One of our first trips was on a train to London around Christmas, and it was completely full. The only available seats on the train were in the “quiet carriage.” So we sat in them. It wasn’t ideal. I understand that people book seats in this car in the hope of peace and quiet. But our hope was that the other passengers would recognize that on a packed train with nowhere else to go, we had two choices: sit here, or place our three-month-old baby in the overhead luggage space.
Even before Charlie made any noise, the woman across from us was harrumphing and tutting and commenting to anyone who would listen that it was supposed to be the quiet car. After about fifteen minutes, Charlie was sweetly burbling away. By which time this woman was losing her shit.
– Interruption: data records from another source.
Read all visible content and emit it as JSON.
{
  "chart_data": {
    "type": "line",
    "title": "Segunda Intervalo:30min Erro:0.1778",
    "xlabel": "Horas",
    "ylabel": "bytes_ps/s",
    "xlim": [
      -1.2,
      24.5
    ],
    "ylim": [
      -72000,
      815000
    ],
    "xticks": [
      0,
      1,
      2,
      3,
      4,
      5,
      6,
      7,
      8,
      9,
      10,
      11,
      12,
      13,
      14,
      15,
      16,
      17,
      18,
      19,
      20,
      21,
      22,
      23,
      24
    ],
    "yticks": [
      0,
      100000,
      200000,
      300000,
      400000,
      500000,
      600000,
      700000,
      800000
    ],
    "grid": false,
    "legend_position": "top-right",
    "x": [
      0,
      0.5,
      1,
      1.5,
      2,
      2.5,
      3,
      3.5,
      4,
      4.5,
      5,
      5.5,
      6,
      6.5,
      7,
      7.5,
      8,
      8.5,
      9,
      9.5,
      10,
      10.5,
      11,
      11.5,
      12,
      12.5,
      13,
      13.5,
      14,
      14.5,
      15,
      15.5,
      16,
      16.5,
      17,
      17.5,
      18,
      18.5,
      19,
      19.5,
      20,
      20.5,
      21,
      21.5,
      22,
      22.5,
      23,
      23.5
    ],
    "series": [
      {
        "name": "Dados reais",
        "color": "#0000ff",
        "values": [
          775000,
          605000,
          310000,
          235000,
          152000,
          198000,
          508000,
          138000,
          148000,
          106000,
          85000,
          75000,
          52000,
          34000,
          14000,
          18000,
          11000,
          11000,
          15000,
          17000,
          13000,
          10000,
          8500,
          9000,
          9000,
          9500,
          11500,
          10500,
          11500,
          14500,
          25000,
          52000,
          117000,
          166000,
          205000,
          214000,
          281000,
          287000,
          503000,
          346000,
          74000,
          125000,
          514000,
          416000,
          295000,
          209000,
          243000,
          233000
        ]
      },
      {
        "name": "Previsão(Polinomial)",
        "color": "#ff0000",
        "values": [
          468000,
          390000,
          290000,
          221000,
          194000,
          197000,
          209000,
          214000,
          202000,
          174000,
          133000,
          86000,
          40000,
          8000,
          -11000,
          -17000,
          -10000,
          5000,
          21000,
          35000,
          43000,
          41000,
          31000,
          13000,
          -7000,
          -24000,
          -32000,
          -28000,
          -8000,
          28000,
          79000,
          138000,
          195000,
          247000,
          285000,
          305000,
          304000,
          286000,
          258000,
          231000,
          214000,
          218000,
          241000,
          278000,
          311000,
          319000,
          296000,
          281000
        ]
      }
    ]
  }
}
Despite the fact that she was wearing earphones playing a tinny version of James Blunt, she could see that Charlie was making some sort of noise and couldn’t take it anymore. “Fucking ridiculous,” she said to herself and the rest of the carriage. At which point, I felt the need to point out the circumstances of the packed train and that human decency should probably trump her desire to listen to “You’re Beautiful” in a sensory vacuum. She disagreed: “Disgusting,” she insisted. “Disgusting.” I have never felt so uncomfortable. Particularly because the suit across from us looked equally annoyed.